Preconceitos no lugar da lei

Podem pensar o que quiserem sobre Deus e sobre o mundo os juízes-conselheiros do Supremo Tribunal Administrativo (STA) que decidiram reduzir o valor da indemnização a pagar por um hospital a uma doente a quem uma operação mal-sucedida danificou irremediavelmente o nervo pudendo. Podem até acreditar piamente que as mulheres, assim como os negros, não têm alma. E é-lhes até permitido crer que um dia verão um porco a voar no céu de Lisboa. Aos juízes-conselheiros é permitido acreditar em tudo o que lhes apeteça.

Agora o que os juízes-conselheiros não podem fazer, porque Portugal é um Estado de direito, é exercer a Justiça que têm como função utilizando critérios que assentam nas suas convicções e crenças pessoais. O que os juízes-conselheiros não podem é querer aplicar a sua visão do mundo como norma a seguir pelos outros. O que os juízes-conselheiros não podem é emitir uma sentença em que não respeitam a legislação do país e os direitos dos cidadãos inscritos na Constituição e nas leis.

O caso é conhecido (PÚBLICO 18/10/2014 e 21/10/2014). Há 19 anos, uma mulher, empregada doméstica, casada, mãe de dois filhos, foi operada na Maternidade Alfredo da Costa (MAC). Nessa operação foi-lhe indevidamente cortado o nervo pudendo, o que resultou numa deficiência medicamente avaliada em 73%, de incapacidade de controlo muscular diversa, a qual provoca dificuldade em andar e em sentar-se, incontinência urinária, incontinência fecal, muita dificuldade em ter relações sexuais, inchaço, perda de sensibilidade na zona vaginal e dores e mal-estar crónicos.

Hoje com 70 anos e já viúva, a mulher em causa viu finalmente o STA analisar o recurso apresentado pela direcção da MAC da sentença emitida há quase duas décadas pelo tribunal de primeira instância. E a conclusão dos juízes-conselheiros é a de que a indemnização que a mulher irá receber da maternidade seja reduzida de 172 mil euros para 111 mil euros.

Para além do facto de o STA ter levado quase duas décadas para se pronunciar, a surpresa que causou maior indignação veio das teses sobre sexualidade. Assim, para os juízes-conselheiros a mulher “já tinha 50 anos e dois filhos” na altura da operação. O que consideram ser uma “idade em que a sexualidade não tem a importância que assume em idades mais jovens, importância, essa, que vai diminuindo à medida que a idade avança”.

A indignação causada por esta decisão atingiu vários tons. A reacção mais desinteressante do ponto de vista político foi a constatação de que os dois juízes-conselheiros e a juíza-conselheira em causa têm idades entre 56 e 64 anos, o que poderia levar a concluir que esta concepção limitativa do direito à vivência plena da sexualidade lhes poderia ser extensiva.

Mas a questão central prende-se com o facto de os juízes-conselheiros verterem para os critérios jurídicos com que analisam o caso concepções sobre a sexualidade que reproduzem preconceitos e estereótipos inerentes a uma concepção ultrapassada e arcaica que choca com o que é hoje o discurso da medicina e da sexologia.
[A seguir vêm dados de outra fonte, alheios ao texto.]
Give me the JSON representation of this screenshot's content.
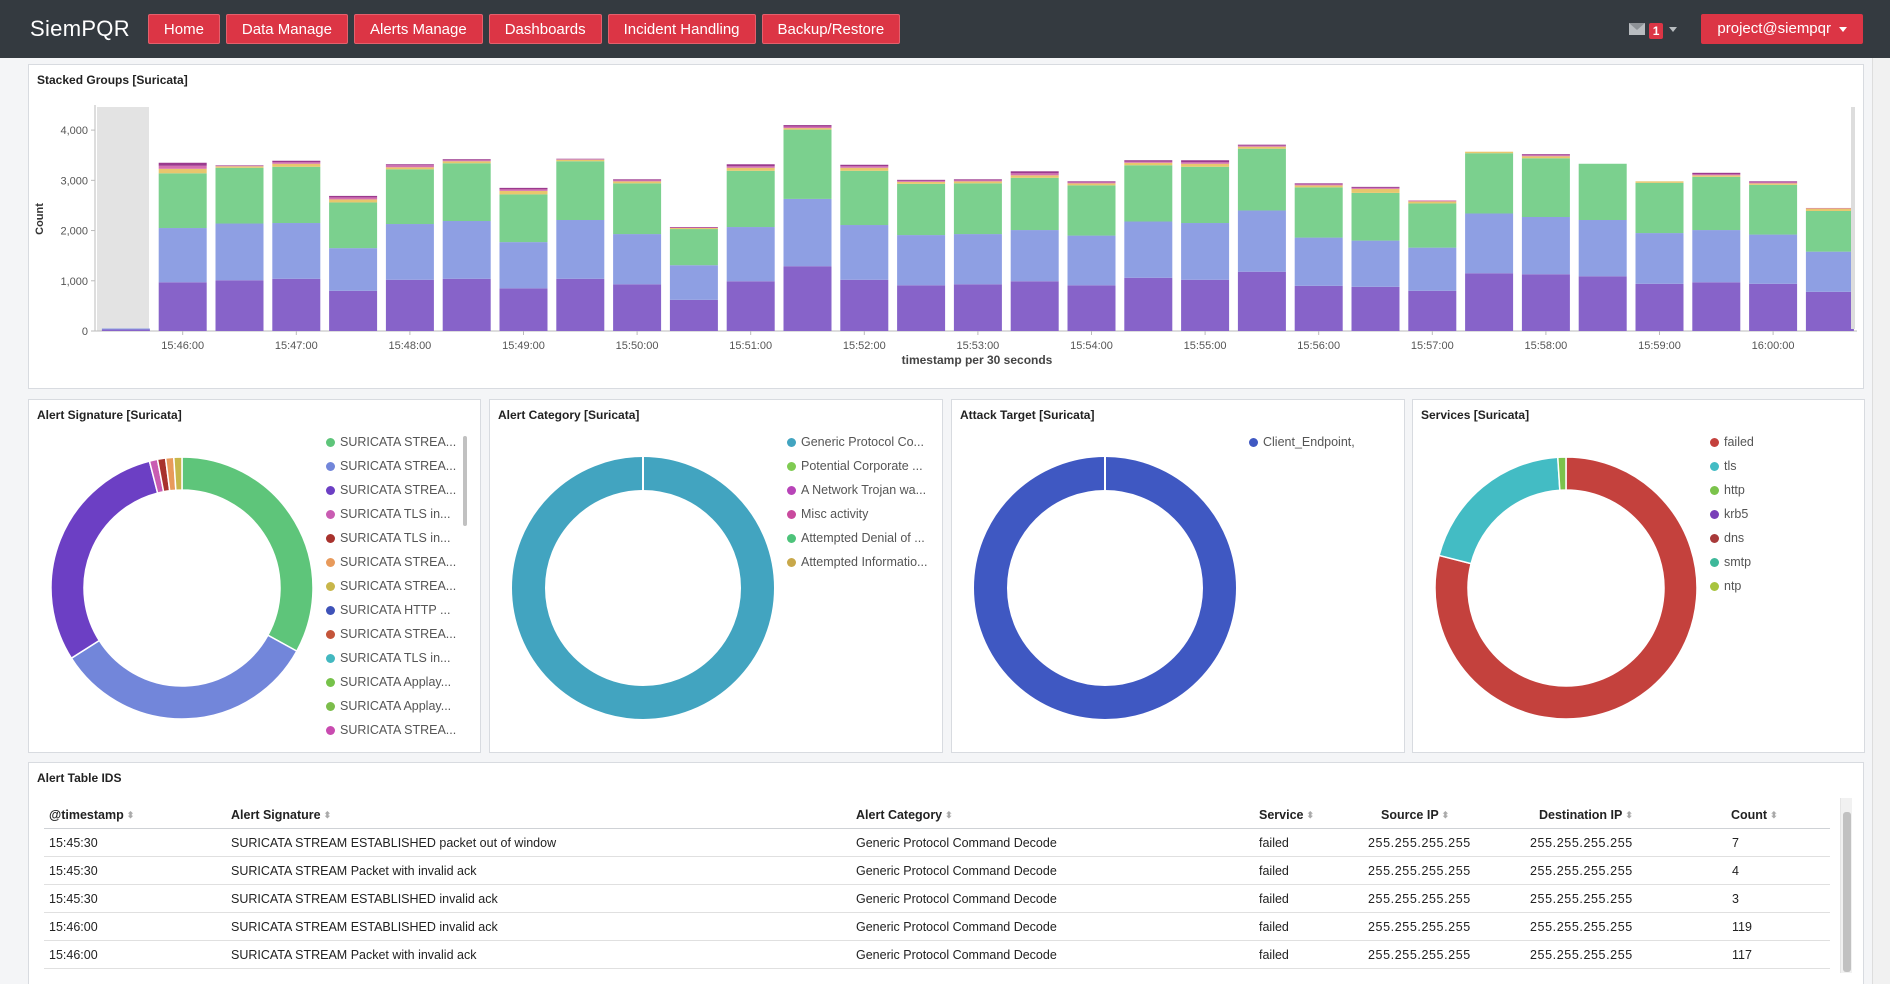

Ou seja, na argumentação dos juízes-conselheiros prevalece uma concepção da sexualidade que atribui a esta apenas uma função reprodutiva, esgotada a qual as mulheres sofreriam uma espécie de morte erótica.

Como defendiam dois sexólogos citados pelo PÚBLICO, num debate sério não há espaço para tal tipo de discurso. Entre eles, Júlio Machado Vaz declarava: “São afirmações que estão erradas do ponto de vista científico. Ainda há poucos meses saíram artigos científicos na imprensa internacional confirmando aquilo que já sabíamos: uma larga percentagem de mulheres tem uma vida erótica mais satisfatória entre os 50 e os 60 anos do que antes, porque se sente mais liberta de tabus.”

É esta a base científica que leva a que o sistema jurídico e constitucional garanta o direito a uma vida sexual livre e plena enquanto elemento e base estruturante da personalidade de cada pessoa. Um direito de personalidade que na Constituição está consagrado no artigo 26.º e que o advogado Ricardo Amaral sintetizava de forma lapidar: “Não faz sentido associar a maternidade à sexualidade. Nem fazer depender da idade um direito de personalidade – como é o caso da sexualidade.” E conclui que “os direitos de personalidade relacionam-se com a dignidade humana”, sendo reconhecidos de forma “igual num bebé ou numa mulher de 90 anos”.

Ora, neste caso os juízes-conselheiros do STA não cumpriram a sua função de modo imparcial e no respeito estrito pela lei, deixando que o seu preconceito e a sua visão retrógrada do mundo e da vida, impugnada aliás nesta matéria pelos resultados da ciência, atente contra a dignidade de uma mulher.